Normally I'd probably say "it's just me having a weird/exotic setup or being stupid" but looking at how often issues pop up around here related to the split server name<->host address setup, I think it's not just me haha.
It'd probably do well to somehow have a clear overview of what endpoints will be accessed using which DNS record and which Host: value.

Context on the setup:
Ingress host: matrix.example.com
Server name: example.com
SSL certificate presented at matrix.example.com is valid for both itself and the server name example.com
DNS records:

example.com         A   192.168.1.1
matrix.example.com      A   192.168.1.1
_matrix._tcp.example.com    SRV 0 0 443 matrix.example.com.

All of that said, under the assumption it's indeed as-designed, I personally still think this is a very weird design decision to require the server name's address to still handle matrix traffic itself after already knowing/resolving the actual host address and also already proving that you own the relevant domain names by having the host address present a certificate valid for both the server name address and host address because that basically just means that you have to run the server at the server name address as well regardless of having/wanting it running at the host address only. :man_shrugging:

EDIT: For the record, I ended up deciding to just cover all the endpoints in the whole of chapter 3 (https://matrix.org/docs/spec/server_server/latest#server-discovery) and not just the endpoints covered in chapter 3.1 which explains how matrix handles the discovery. Fairly sure this is the same as what I did at least a year or so ago now with Synapse.
Since I do have the possibility to access and capture traffic at that level and not just the DNS record for it I can do so and that seems to be sufficient but I have nothing to base that on other than "it works for me" and passes the federation test. So at the very least it's opened up wide enough but if it's too much, I don't know atm.

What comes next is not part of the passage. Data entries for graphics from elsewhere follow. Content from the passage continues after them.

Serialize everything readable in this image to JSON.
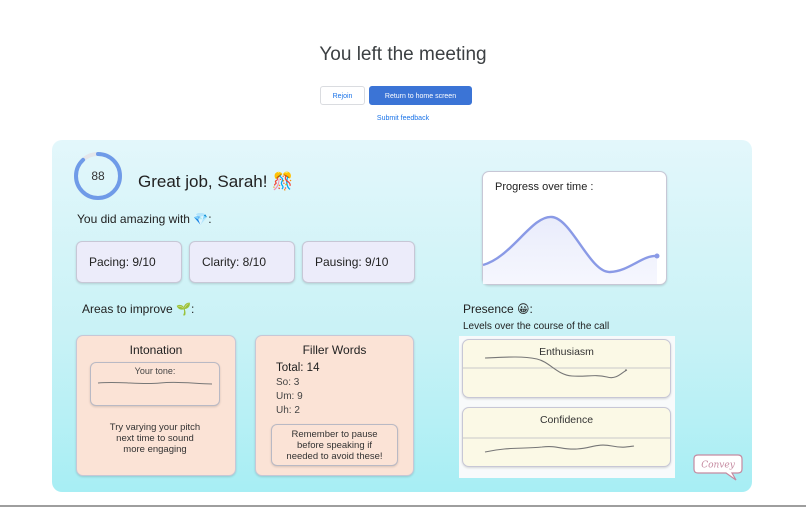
{
  "header": {
    "title": "You left the meeting",
    "rejoin_label": "Rejoin",
    "home_label": "Return to home screen",
    "feedback_label": "Submit feedback"
  },
  "summary": {
    "score": "88",
    "score_fraction": 0.88,
    "greeting": "Great job, Sarah! 🎊",
    "did_amazing": "You did amazing with 💎:",
    "metrics": [
      {
        "label": "Pacing: 9/10"
      },
      {
        "label": "Clarity: 8/10"
      },
      {
        "label": "Pausing: 9/10"
      }
    ]
  },
  "progress": {
    "title": "Progress over time :"
  },
  "improve": {
    "label": "Areas to improve 🌱:",
    "intonation": {
      "title": "Intonation",
      "tone_label": "Your tone:",
      "tip_lines": [
        "Try varying your pitch",
        "next time to sound",
        "more engaging"
      ]
    },
    "filler": {
      "title": "Filler Words",
      "total": "Total: 14",
      "so": "So: 3",
      "um": "Um: 9",
      "uh": "Uh: 2",
      "reminder_lines": [
        "Remember to pause",
        "before speaking if",
        "needed to avoid these!"
      ]
    }
  },
  "presence": {
    "label": "Presence 😀:",
    "subtitle": "Levels over the course of the call",
    "enthusiasm": "Enthusiasm",
    "confidence": "Confidence"
  },
  "brand": {
    "logo_text": "Convey"
  },
  "colors": {
    "primary_button": "#3b74d6",
    "panel_gradient_top": "#e3f7fb",
    "panel_gradient_bottom": "#a7eef4",
    "metric_card": "#ececfa",
    "improve_card": "#fbe3d6",
    "presence_card": "#fbf9e6",
    "score_ring": "#6f9be8",
    "progress_line": "#8a9ae6"
  }
}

This is something that's nicer with Dendrite in polylith mode as at least it only means the federation-api component/container is represented/exposed at multiple addresses, not a container running the whole server, but it still means you actually need to run (part of) matrix on the server name address at all times. You can't just rely on the fallback to the SRV record or only having the .well-known endpoints captured at the server name address.

[strifel]

I ran into the same problem. I have not setup the well-known as there is no webserver running on port 443.

Federation works fine, but the tester can not load the version. It can do the Checks.

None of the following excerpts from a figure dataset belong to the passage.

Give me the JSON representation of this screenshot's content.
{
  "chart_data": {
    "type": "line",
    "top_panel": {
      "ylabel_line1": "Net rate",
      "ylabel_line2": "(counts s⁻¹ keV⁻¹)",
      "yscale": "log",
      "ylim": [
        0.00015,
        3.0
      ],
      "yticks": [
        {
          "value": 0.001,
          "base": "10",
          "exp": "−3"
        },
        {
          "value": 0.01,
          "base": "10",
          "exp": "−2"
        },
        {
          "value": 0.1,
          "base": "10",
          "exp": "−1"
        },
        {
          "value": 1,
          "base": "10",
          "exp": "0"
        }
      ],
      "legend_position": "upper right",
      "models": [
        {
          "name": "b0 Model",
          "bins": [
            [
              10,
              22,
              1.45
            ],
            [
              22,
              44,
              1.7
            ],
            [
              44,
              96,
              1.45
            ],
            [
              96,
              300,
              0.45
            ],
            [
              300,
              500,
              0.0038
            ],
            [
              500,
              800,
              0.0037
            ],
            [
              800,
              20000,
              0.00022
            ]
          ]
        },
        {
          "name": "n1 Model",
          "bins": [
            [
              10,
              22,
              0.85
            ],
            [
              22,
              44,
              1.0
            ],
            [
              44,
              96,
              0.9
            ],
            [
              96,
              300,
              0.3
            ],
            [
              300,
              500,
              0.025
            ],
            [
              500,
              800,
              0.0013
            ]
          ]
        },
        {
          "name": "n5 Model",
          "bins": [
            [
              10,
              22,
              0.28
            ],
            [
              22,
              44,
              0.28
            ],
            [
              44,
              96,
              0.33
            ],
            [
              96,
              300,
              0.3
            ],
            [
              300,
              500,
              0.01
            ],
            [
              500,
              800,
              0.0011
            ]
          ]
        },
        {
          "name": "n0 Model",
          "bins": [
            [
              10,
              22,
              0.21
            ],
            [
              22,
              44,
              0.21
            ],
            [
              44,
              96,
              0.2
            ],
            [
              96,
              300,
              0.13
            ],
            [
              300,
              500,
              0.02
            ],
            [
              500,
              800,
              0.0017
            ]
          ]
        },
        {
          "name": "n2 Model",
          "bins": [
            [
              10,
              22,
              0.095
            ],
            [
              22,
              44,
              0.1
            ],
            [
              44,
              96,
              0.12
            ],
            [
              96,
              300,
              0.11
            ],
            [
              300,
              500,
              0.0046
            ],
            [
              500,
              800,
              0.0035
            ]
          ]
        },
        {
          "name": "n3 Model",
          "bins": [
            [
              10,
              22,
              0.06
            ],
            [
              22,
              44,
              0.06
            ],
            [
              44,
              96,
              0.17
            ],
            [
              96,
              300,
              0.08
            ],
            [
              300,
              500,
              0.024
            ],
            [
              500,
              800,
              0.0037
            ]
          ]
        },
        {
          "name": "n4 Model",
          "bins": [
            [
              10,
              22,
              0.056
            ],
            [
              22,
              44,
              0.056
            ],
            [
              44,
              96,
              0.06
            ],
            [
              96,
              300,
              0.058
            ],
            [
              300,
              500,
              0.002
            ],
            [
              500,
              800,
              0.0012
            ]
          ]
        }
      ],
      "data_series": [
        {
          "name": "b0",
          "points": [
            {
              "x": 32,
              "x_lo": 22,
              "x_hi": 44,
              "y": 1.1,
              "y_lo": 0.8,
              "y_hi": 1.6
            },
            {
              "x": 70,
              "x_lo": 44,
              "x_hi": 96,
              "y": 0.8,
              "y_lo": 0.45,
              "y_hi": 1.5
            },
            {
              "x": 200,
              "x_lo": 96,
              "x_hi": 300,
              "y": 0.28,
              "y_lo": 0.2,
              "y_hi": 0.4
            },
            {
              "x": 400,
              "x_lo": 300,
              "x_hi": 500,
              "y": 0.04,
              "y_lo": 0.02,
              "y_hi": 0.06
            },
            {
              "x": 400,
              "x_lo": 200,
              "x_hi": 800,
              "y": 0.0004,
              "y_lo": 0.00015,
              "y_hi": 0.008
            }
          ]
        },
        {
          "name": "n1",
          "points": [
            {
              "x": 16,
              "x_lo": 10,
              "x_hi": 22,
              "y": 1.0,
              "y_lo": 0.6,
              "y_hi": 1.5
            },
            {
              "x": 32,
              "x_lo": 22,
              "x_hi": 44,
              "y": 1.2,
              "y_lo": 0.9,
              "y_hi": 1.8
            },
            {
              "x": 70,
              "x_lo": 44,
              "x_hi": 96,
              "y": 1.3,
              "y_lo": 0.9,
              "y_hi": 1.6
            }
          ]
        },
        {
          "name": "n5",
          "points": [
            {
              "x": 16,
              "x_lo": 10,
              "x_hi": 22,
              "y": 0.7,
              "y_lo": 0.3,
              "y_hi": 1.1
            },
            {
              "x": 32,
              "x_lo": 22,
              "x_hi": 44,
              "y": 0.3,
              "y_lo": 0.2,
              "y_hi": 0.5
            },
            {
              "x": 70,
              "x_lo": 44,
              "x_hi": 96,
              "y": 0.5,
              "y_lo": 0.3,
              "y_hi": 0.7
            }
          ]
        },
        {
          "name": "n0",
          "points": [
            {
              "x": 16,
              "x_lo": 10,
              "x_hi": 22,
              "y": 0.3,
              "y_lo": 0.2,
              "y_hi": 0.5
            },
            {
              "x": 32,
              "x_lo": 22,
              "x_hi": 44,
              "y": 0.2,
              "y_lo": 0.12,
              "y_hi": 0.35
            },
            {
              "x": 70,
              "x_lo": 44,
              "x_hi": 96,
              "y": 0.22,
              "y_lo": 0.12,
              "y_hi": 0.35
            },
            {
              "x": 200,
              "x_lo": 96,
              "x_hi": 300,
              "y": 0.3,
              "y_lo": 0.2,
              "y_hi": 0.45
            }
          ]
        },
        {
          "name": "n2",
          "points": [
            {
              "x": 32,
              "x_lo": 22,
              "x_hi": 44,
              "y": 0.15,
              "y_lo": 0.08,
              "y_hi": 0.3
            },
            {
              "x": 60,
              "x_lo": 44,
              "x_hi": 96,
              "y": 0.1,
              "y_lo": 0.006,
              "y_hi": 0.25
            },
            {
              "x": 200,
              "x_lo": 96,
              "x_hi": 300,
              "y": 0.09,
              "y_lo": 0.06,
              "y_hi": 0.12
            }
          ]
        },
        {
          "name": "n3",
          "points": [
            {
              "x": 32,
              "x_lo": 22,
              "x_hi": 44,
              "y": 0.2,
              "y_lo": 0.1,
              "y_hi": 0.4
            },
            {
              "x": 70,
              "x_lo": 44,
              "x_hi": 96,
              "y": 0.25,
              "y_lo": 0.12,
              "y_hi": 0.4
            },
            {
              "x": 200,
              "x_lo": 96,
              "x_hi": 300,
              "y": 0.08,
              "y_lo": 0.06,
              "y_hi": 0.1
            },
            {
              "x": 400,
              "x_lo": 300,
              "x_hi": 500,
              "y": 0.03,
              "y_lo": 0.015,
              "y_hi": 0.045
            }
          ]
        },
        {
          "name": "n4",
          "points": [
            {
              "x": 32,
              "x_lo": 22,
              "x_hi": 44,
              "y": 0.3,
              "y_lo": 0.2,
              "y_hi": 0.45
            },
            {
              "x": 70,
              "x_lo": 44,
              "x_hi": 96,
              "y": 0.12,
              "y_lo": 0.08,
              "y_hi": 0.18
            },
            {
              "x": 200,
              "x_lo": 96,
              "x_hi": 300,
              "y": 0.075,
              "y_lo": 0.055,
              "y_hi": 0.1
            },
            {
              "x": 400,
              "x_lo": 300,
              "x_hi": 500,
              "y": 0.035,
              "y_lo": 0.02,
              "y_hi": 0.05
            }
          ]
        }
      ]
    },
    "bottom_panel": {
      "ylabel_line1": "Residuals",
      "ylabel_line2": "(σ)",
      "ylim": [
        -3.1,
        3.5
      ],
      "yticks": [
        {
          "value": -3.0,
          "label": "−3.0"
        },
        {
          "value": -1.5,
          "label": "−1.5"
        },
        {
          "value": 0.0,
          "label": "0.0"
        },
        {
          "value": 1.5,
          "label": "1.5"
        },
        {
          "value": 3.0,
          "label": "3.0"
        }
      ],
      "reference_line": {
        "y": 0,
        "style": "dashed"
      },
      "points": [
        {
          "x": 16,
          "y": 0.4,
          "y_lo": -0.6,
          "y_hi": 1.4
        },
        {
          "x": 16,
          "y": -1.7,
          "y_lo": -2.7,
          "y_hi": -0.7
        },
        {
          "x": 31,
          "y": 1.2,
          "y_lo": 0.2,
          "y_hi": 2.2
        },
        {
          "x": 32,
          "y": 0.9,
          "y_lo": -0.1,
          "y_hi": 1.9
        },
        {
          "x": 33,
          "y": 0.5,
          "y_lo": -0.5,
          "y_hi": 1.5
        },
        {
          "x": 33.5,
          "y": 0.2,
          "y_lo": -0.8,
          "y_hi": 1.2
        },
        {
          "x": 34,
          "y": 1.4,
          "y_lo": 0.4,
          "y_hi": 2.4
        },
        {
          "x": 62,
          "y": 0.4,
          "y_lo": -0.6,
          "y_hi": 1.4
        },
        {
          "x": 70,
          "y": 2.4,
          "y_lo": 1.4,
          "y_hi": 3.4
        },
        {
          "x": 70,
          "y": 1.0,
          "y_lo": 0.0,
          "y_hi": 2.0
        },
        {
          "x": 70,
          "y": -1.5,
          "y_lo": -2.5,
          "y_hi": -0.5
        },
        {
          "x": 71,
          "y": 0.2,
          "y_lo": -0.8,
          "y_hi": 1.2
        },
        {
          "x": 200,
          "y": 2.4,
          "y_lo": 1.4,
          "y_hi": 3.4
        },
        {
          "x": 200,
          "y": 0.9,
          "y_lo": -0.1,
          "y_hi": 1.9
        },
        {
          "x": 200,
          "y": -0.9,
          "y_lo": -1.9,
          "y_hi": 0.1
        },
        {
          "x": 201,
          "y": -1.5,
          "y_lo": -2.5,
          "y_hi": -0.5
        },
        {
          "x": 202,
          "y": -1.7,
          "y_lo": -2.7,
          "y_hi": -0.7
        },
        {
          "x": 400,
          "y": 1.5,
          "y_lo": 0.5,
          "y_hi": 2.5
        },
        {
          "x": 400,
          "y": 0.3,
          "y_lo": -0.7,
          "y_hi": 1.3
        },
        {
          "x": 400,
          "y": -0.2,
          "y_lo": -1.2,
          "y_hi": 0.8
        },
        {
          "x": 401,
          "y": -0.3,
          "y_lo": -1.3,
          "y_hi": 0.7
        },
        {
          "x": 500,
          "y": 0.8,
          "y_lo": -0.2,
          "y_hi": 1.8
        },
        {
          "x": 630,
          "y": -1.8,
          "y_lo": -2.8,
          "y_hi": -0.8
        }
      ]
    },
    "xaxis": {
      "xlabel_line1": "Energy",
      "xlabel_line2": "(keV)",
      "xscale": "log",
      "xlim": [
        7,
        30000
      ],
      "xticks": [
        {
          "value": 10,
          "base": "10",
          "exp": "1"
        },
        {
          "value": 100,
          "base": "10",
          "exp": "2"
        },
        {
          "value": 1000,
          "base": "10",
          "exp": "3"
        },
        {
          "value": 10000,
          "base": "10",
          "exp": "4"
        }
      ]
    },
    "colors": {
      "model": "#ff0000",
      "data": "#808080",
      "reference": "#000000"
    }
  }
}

From looking at the code I think the version lookup is before the srv lookup?

[richvdh]

It looks like https://github.com/matrix-org/gomatrixserverlib/blob/7ea554ef840a2ef041997303f72337f71eca7ddd/client.go#L371 is making a regular HTTP request rather than using the federation client routing.

This is bogus; that commit of gmsl was never merged (it was an intermediate commit in https://github.com/matrix-org/gomatrixserverlib/pull/121). The correct code is https://github.com/matrix-org/gomatrixserverlib/blob/fb4e807/client.go#L388, which looks like it uses the correct routing.

[richvdh]

I believe this is fixed. If anyone is still seeing it, please let us know, citing an actual hostname (not just example.com) so that we can investigate.